Although people with criminal records aren’t directly protected by housing-discrimination laws, the basis for the group’s claim is that criminal-record checks in effect discriminate against African-Americans and Latinos because they make up a larger portion of the prison population.
Fortune’s lawyers plan to file a motion for summary judgment in a few weeks. A lawyer for SandCastle declined to comment on behalf of his client.
National landlord groups and screening companies say they agree that landlords should assess the type of offense and how long ago it occurred, but that small- and midsize landlords don’t always know that. They also are concerned that the growing opposition to background checks will lead to overzealous local laws that make it difficult to exclude tenants when it is justified.
“It’s matter of industry education that having a standard that a felony equals no rent is not a good one,” said Bill Bower, chief executive of Contemporary Information Corp., a tenant-screening company.

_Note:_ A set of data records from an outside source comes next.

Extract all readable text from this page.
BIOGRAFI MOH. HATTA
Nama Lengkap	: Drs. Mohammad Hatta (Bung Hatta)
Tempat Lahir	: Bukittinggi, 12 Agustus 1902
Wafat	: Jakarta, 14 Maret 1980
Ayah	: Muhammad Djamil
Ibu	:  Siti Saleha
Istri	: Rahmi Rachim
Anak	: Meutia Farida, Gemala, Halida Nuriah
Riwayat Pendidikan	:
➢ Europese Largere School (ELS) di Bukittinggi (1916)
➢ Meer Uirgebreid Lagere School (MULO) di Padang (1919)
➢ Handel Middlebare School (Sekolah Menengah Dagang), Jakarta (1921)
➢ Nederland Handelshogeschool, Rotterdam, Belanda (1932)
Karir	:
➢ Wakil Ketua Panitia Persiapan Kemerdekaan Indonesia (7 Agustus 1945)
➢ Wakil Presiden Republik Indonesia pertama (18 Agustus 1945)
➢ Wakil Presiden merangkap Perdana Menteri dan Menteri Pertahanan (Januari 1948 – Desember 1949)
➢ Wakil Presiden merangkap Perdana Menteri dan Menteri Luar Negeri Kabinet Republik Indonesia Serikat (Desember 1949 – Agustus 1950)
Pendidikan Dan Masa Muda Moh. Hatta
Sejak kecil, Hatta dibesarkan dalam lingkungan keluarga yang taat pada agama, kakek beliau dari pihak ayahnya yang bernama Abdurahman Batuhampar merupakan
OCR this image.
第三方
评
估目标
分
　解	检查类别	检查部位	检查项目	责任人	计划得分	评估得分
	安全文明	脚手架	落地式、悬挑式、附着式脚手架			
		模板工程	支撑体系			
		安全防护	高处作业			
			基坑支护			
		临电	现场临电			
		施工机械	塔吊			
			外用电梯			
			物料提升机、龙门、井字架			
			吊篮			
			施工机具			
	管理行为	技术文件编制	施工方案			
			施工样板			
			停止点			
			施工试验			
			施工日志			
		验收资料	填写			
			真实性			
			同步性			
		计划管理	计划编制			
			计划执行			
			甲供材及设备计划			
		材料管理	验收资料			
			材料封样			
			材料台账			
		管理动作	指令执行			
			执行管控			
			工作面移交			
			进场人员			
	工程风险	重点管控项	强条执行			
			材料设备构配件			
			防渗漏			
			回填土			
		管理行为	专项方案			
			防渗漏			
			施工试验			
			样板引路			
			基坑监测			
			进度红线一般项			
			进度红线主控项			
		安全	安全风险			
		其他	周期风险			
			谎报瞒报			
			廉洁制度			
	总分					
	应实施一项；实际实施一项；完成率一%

The Lawyers’ Committee for Civil Rights Under Law has asked landlords in several states to provide information on their rental policies, the number of tenants with criminal backgrounds and characteristics of those who have been rejected.
One of the buildings under review, the Colina Square Apartments in Sammamish, Wash., says on its website, “In order to pass our screening process you must: #1 Have no criminal history. This includes DUIs, misdemeanors and felonies.”
Kimberly Lester, the manager for Colina Square, said having a consistent policy banning people with criminal records leaves less room for discrimination than picking and choosing among applicants. Residents “feel more comfortable living next to someone who has not been in a bar fight or drunk driving,” she said.